Они молча сидели, думая каждый о своем, и Гуторов понимал, что многое между ними еще не досказано, потому что, видимо, не пришло еще время. А Рокотов видел, что предрика изо всех сил хочет помочь ему разобраться во всех проблемах, но не может этого предложить открыто из-за боязни быть ложно понятым. А Владимиру Алексеевичу и впрямь очень хотелось задать ему вопрос, который мучал его уже длительное время: почему он, секретарь райкома, должен обязательно представать перед людьми в облике непогрешимого оракула; почему он не имеет права на сомнения и ошибки? Почему вчера Михайлов смотрел на него с жалостью, когда они расставались после собрания? Почему?
И эти «почему» были многочисленными, и ответить на них Рокотов не мог достаточно убедительно, и мысль, что он до сих пор не нашел рецепта всех своих ошибок, мучала и угнетала его. Несколько дней назад Михайлов принес ему текст своего выступления на совещании секретарей первичных партийных организаций. Принес для проверки, «для просмотра», как выразился он. Рокотов полистал бумаги, отложил их в сторону:
— Крамолу искать тут не буду. Вы все правильно скажете. Слушайте, а не лучше ли вам без текста, вот так прямо? А? И люди лучше воспринимают.
Михайлов недоверчиво поглядел на него: не шутит ли? Потом, решив видимо, что не шутит, пояснил с видом взрослого, объясняющего непреложную истину непонятливому ребенку:
Ну что вы, Владимир Алексеевич? Такая аудитория. А вдруг я где-либо фразу неправильно построю? Ведь это же выступление секретаря райкома партии.
А за текстом высказывания стоял невысказанный: а ежели ляпну что невпопад? Потом объясняй. А бумага — она в руках. Все выверено, до последнего слова. Все продумано, нет ли двусмысленностей?
Много вопросов мог бы задавать Гуторову секретарь райкома. Но не решился. Сидели друг против друга и пили чай.
6
Каждый день Рокотов справлялся о здоровье Дорошина. Ольга Васильевна сообщила, что «отец» читает Чехова и смеется. На душе стало поспокойнее, но зато помнилась мысль о том, что, раз Дорошин уже смеется, значит, скоро начнет ругаться. Позвонил доктору Косолапову, поинтересовался временем, которое нужно Дорошину для лечения. Доктор покашливал довольно ехидно, выслушивая вопросы и объяснения Рокотова, а котом сказал:
— Если вы хотите повторения приступа — пусть выходит на работу через две недели. Если же вы думаете о его здоровье — не настаивайте на выходе Павла Никифоровича минимум еще полтора месяца.

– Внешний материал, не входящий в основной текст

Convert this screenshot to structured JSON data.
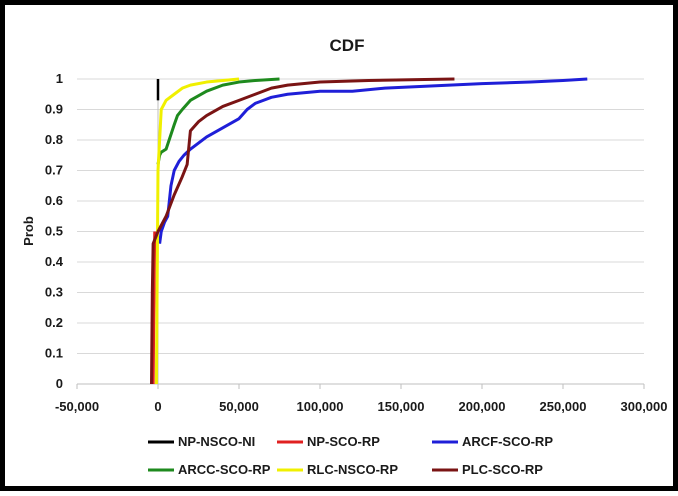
{
  "chart_data": {
    "type": "line",
    "title": "CDF",
    "xlabel": "",
    "ylabel": "Prob",
    "xlim": [
      -50000,
      300000
    ],
    "ylim": [
      0,
      1
    ],
    "xticks": [
      -50000,
      0,
      50000,
      100000,
      150000,
      200000,
      250000,
      300000
    ],
    "xtick_labels": [
      "-50,000",
      "0",
      "50,000",
      "100,000",
      "150,000",
      "200,000",
      "250,000",
      "300,000"
    ],
    "yticks": [
      0,
      0.1,
      0.2,
      0.3,
      0.4,
      0.5,
      0.6,
      0.7,
      0.8,
      0.9,
      1
    ],
    "ytick_labels": [
      "0",
      "0.1",
      "0.2",
      "0.3",
      "0.4",
      "0.5",
      "0.6",
      "0.7",
      "0.8",
      "0.9",
      "1"
    ],
    "grid": "horizontal",
    "legend_position": "bottom",
    "series": [
      {
        "name": "NP-NSCO-NI",
        "color": "#000000",
        "x": [
          0,
          0,
          0
        ],
        "y": [
          0.93,
          0.97,
          1.0
        ]
      },
      {
        "name": "NP-SCO-RP",
        "color": "#e02020",
        "x": [
          -3000,
          -2500,
          -2000
        ],
        "y": [
          0.0,
          0.3,
          0.5
        ]
      },
      {
        "name": "ARCF-SCO-RP",
        "color": "#1f1fd8",
        "x": [
          1000,
          2000,
          4000,
          6000,
          7000,
          8000,
          10000,
          13000,
          16000,
          20000,
          25000,
          30000,
          40000,
          50000,
          55000,
          60000,
          65000,
          70000,
          80000,
          100000,
          120000,
          140000,
          160000,
          180000,
          200000,
          230000,
          250000,
          265000
        ],
        "y": [
          0.46,
          0.5,
          0.53,
          0.55,
          0.6,
          0.65,
          0.7,
          0.73,
          0.75,
          0.77,
          0.79,
          0.81,
          0.84,
          0.87,
          0.9,
          0.92,
          0.93,
          0.94,
          0.95,
          0.96,
          0.96,
          0.97,
          0.975,
          0.98,
          0.985,
          0.99,
          0.995,
          1.0
        ]
      },
      {
        "name": "ARCC-SCO-RP",
        "color": "#1e8a1e",
        "x": [
          0,
          1000,
          2000,
          5000,
          10000,
          12000,
          15000,
          20000,
          30000,
          40000,
          50000,
          60000,
          75000
        ],
        "y": [
          0.72,
          0.75,
          0.76,
          0.77,
          0.85,
          0.88,
          0.9,
          0.93,
          0.96,
          0.98,
          0.99,
          0.995,
          1.0
        ]
      },
      {
        "name": "RLC-NSCO-RP",
        "color": "#f0f000",
        "x": [
          -1000,
          0,
          1000,
          2000,
          5000,
          10000,
          15000,
          20000,
          30000,
          40000,
          50000
        ],
        "y": [
          0.0,
          0.7,
          0.8,
          0.9,
          0.93,
          0.95,
          0.97,
          0.98,
          0.99,
          0.995,
          1.0
        ]
      },
      {
        "name": "PLC-SCO-RP",
        "color": "#7a1414",
        "x": [
          -4000,
          -3500,
          -3000,
          0,
          5000,
          10000,
          15000,
          18000,
          20000,
          25000,
          30000,
          40000,
          50000,
          60000,
          70000,
          80000,
          100000,
          130000,
          160000,
          183000
        ],
        "y": [
          0.0,
          0.3,
          0.46,
          0.5,
          0.55,
          0.62,
          0.68,
          0.72,
          0.83,
          0.86,
          0.88,
          0.91,
          0.93,
          0.95,
          0.97,
          0.98,
          0.99,
          0.995,
          0.998,
          1.0
        ]
      }
    ]
  }
}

— Доктор, дорогой, я, наоборот, сторонник того, чтобы товарищ Дорошин лечился возможно лучше. Даже два месяца не возражаю. Три, если хотите.
— Странно, — пробормотал Косолапов. — Очень странно. Вчера звонил товарищ Михайлов и говорил, что Павла Никифоровича ждут неотложные дела, и просил как можно быстрее поставить его в строй. Я, простите меня, в полной растерянности.
— Лечите его добротно… Надо, чтобы он вышел совершенно здоровым. Считайте, что это убедительная просьба к вам районного комитета партии.
— А меня об этом просить не надо, — сварливо ответил доктор Косолапов. — Это мой долг, да-да, именно долг.
Сразу же после разговора с доктором Рокотов попросил зайти Михайлова. Дмитрий Васильевич появился с последними сводками, которые были более оптимистичны, чем вчерашние. Положение с молоком выправлялось, свеклы оставалось каких-либо полторы тысячи гектаров, сущая чепуха… Два-три дня работы. Можно было перестать терзать промышленность и бытовые службы вывозкой рабочих на поля. Еще одно хорошее усилие…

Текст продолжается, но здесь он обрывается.